Comenzar una película en un altísimo nivel de dolor es un reto. Y más cuando Matías Bize, su director y guionista, no opta por el tradicional flash-back que nos ponga en situación. En su lugar, arriesgada decisión, continúa al lado de cada miembro de la pareja, en sus presentes ausentes, y debido a ello somos testigos de su progresiva desaparición como tal.
Él, enamorado sin remedio, entregado a la nada de un amor que no le responde (más que que no le corresponde), sabedor de que el recuerdo lo ciega e invalida como la persona que fue, solo puede ahora ocuparse de lo material, tratando así de que los objetos eliminados anulen, en el proceso, a los sentimientos que no se quieren marchar. La escena en que vacía con furia los litros de leche de soja contiene una verdad que el cine, tal vez por pudor, no suele mostrar nunca.
Ella, promotora de la situación que ambos viven, de esta separación únicamente física, huye de sí misma encerrándose en su trabajo, en una vida que ha de ser pero que no es preferible, en un laberinto en el que lo último que desea es encontrar las emociones que la persiguen.

Elena Anaya y Benjamín Vicuña en un momento de la película
Elena Anaya y Benjamín Vicuña en un momento de la película

Elena Anaya es una actriz portentosa. Los personajes rotos los hace suyos sin concesiones.
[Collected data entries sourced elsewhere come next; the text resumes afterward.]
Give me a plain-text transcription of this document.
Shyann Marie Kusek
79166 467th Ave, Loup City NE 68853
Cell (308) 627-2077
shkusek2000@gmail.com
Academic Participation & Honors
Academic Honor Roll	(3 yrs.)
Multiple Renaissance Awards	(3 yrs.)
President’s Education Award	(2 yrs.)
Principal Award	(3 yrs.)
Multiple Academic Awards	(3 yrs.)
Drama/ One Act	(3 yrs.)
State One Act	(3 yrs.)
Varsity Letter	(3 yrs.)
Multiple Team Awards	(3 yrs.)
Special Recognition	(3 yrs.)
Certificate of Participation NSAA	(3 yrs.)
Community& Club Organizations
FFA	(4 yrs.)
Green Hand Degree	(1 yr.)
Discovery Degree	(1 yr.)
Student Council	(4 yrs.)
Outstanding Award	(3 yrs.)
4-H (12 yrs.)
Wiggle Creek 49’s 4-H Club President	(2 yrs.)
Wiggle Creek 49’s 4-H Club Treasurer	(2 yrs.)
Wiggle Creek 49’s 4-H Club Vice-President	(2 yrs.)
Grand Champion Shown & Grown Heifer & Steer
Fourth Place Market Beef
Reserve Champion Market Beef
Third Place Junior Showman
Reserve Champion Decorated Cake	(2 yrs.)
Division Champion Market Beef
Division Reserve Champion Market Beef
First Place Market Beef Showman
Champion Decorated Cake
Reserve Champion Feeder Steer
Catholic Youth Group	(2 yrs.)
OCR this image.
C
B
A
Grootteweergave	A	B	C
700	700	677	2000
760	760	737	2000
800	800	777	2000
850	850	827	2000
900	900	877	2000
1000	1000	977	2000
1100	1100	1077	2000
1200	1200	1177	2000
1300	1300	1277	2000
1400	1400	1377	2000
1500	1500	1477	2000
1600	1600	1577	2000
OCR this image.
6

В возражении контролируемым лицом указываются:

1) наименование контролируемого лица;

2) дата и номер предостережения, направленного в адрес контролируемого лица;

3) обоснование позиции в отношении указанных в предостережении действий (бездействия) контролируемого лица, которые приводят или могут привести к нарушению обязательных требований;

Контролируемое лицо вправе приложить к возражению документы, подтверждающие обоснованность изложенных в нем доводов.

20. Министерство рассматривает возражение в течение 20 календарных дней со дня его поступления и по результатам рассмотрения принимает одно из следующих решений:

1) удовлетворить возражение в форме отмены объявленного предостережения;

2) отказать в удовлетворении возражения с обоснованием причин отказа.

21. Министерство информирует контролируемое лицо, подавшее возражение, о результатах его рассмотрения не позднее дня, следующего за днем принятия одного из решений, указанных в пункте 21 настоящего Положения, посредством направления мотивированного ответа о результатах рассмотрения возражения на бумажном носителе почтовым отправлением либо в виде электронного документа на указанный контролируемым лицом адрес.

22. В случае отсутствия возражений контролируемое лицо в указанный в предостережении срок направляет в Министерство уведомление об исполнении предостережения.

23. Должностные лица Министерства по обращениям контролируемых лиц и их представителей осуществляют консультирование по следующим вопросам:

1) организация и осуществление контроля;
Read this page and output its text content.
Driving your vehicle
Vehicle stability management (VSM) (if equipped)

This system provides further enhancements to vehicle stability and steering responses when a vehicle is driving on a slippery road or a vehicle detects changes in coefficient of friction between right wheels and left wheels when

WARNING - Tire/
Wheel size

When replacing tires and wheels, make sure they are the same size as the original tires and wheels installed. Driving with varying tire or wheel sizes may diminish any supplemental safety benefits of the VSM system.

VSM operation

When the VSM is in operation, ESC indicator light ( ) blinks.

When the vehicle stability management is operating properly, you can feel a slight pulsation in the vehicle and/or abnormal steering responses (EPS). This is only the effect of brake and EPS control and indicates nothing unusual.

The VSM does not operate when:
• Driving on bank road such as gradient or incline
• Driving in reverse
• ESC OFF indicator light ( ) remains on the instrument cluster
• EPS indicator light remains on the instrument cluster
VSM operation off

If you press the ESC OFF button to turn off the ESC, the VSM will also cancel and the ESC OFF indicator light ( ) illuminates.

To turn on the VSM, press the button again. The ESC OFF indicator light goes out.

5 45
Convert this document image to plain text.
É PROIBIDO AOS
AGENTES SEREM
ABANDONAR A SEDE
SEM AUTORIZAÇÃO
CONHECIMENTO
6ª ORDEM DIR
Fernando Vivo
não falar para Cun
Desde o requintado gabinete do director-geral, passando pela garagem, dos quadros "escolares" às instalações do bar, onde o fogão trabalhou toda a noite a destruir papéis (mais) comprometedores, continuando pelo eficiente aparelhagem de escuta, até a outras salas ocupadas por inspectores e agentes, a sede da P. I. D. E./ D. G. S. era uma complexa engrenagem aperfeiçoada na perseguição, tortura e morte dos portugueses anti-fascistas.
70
En la bellísima, aunque vilipendiada por su cariz homosexual, Habitación en Roma, remake por cierto, de un film del propio Bize, En la cama, su trabajo es sencillamente insuperable. También lo es el de Lejos del mar, otro título demoledor de próximo estreno en España, en el que su nivel interpretativo supera la excelencia.
Aquí, en La memoria del agua, borda otra vez a un ser destrozado, y lo consigue desde el primer plano. Su mirada traspasa la pantalla, podemos sentir en la garganta la tragedia que la asola y eso nos hace vulnerables como espectadores porque Amanda nos predispone, desde esa piscina que tan simbólicamente pretende limpiar sin conseguirlo, a una narración llena de obstáculos al optimismo. Sus momentos introspectivos, en los que la vemos llorar como debe hacerlo todo profesional de este espectáculo, sin estruendo, sin ruidos increíbles, como se llora en la vida cuando no hay cámaras grabando, son tan sublimes que hay que concluir que Elena ha nacido para interpretarlos.
Benjamín Vicuña forma un tandem excelente con la actriz española. En todo momento nos creemos su incapacidad para superar algo que no tiene ninguna intención de dejar atrás. Los dos, juntos, son el retrato de la desesperanza.
No se trata, por lo tanto, de una película más que aborde el tema de las parejas rotas por una pérdida insuperable. Es, más bien, un acercamiento insólito y necesariamente descarnado a un abismo que somos conscientes de que existe pero que no suele expresarse de este modo en términos cinematográficos.